What Happens In Mediation?

What Happens In Mediation?

Mediation can be a way to make decisions about your children without going to court. You and the other parent can make your own agreement for how you will take care of your children. The legal word for this agreement is “stipulation.” It is also called a “parenting plan” or a “parenting agreement.”

Who are the mediators?

A mediator:

  • Has a master’s degree in counseling, social work, or a related field;
  • Also has at least 2 years of experience working in mental health;
  • Knows how the family court system works; and
  • May also have information about community services that might be helpful to you.

What do mediators do?

Although mediators are experienced in counseling, mediation is not counseling. A mediator meets with both parents and helps them try to agree on a plan that is best for their child.

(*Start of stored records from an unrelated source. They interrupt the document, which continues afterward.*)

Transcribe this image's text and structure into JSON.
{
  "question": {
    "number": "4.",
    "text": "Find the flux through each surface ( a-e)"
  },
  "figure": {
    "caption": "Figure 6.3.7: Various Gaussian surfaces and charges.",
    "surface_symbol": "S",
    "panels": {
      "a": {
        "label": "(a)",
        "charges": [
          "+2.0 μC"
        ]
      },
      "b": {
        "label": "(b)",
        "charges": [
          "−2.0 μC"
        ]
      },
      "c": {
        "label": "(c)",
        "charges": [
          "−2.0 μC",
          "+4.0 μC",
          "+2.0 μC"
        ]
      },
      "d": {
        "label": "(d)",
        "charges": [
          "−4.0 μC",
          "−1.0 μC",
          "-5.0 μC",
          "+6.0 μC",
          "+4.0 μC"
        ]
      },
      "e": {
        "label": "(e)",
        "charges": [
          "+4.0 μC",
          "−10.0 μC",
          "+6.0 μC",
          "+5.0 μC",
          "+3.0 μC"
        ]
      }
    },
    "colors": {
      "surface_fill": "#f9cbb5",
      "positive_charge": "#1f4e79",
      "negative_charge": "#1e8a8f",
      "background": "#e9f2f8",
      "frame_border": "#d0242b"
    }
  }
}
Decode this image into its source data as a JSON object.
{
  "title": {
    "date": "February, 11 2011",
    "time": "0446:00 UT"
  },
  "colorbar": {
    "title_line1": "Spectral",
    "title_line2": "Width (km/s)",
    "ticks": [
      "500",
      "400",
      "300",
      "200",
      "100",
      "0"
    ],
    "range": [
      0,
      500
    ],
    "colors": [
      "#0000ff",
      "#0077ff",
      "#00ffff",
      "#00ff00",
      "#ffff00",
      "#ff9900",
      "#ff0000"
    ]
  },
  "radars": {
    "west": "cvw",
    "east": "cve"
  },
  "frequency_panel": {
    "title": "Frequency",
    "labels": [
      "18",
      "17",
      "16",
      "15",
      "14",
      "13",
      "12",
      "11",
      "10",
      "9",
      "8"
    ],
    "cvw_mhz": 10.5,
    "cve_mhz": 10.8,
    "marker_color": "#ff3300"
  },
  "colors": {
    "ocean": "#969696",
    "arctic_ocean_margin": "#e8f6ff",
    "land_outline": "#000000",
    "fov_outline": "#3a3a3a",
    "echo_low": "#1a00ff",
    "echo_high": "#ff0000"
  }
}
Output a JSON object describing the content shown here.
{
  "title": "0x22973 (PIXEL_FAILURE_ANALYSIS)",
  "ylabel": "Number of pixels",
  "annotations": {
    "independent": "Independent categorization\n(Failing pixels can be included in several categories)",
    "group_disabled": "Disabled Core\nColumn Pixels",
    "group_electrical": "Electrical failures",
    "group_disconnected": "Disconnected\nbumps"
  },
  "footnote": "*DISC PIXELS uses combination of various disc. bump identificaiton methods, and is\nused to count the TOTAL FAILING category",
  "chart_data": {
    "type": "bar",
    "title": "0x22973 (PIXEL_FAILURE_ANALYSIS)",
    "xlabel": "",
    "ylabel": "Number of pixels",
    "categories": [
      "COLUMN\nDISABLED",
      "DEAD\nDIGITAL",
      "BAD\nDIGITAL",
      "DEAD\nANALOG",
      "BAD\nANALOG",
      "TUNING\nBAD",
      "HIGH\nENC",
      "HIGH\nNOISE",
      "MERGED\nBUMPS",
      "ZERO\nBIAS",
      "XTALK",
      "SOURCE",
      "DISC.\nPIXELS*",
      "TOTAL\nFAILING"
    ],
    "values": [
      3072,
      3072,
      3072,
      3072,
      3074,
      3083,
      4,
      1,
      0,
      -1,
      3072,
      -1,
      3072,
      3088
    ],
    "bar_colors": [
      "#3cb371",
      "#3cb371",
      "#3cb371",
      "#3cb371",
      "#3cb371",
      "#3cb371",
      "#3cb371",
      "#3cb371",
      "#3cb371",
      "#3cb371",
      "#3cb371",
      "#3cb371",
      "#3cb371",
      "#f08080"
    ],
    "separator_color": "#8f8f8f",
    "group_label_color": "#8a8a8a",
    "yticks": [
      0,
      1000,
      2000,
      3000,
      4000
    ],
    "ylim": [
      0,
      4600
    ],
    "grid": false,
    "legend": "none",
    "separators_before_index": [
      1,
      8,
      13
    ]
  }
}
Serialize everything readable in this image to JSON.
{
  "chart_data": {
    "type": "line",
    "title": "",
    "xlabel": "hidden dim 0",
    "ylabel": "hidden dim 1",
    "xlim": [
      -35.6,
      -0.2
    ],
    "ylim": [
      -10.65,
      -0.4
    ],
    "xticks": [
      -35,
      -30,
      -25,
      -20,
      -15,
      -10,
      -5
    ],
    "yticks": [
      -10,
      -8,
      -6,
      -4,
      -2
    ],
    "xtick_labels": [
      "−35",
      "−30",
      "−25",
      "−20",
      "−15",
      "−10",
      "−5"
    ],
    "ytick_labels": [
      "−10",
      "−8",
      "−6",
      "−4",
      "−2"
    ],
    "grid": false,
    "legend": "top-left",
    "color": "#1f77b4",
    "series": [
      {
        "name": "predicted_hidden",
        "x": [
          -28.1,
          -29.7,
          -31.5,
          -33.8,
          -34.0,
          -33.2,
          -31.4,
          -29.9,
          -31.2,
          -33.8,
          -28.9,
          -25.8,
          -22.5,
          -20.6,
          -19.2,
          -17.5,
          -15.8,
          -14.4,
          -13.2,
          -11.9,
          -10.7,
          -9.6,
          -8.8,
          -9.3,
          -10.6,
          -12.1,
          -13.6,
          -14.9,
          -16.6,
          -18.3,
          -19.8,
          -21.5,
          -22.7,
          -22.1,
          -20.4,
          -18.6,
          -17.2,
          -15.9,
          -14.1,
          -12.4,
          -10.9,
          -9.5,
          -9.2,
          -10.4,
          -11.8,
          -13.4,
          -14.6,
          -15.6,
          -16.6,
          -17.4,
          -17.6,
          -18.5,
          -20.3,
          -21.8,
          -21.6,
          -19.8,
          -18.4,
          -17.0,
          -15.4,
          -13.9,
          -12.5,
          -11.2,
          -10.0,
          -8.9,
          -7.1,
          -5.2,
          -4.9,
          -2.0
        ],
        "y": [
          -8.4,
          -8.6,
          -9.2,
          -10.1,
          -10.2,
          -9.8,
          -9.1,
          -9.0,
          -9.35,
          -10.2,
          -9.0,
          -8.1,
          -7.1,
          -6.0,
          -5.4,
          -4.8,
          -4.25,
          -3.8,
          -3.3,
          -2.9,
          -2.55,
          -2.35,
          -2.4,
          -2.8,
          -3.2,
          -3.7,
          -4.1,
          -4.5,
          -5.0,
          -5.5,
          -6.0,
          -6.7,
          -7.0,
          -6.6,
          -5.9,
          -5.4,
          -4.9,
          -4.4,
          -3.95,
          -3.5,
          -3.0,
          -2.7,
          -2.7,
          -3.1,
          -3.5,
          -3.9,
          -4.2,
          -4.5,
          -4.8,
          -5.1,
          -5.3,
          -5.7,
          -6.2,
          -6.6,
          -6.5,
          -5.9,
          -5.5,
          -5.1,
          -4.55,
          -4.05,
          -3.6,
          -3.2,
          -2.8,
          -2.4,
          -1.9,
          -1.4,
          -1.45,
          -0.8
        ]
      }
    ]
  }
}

The mediator ‘s job is to:

  • Listen to both of you.
  • Be neutral.
  • Help you look at different options.
  • Help you decide when the child will be with each parent.
  • Help you decide how future decisions about your child will be made.
  • Help you consider how best to protect your child’s safety and welfare.
  • Support you.
  • Make recommendations to the judge.

In some counties, if you and the other parent can’t agree on a parenting plan through mediation , the mediator is asked to give the court a written recommendation. It will contain the mediator’s opinion about what parenting arrangement will be in your child’s best interest.

Guidelines for mediation:

  1. Treat each other with respect. You will both get a chance to explain your ideas.
  2. Listen to each other and try to find real solutions.
  3. Put the children first. Think about what they need and can handle.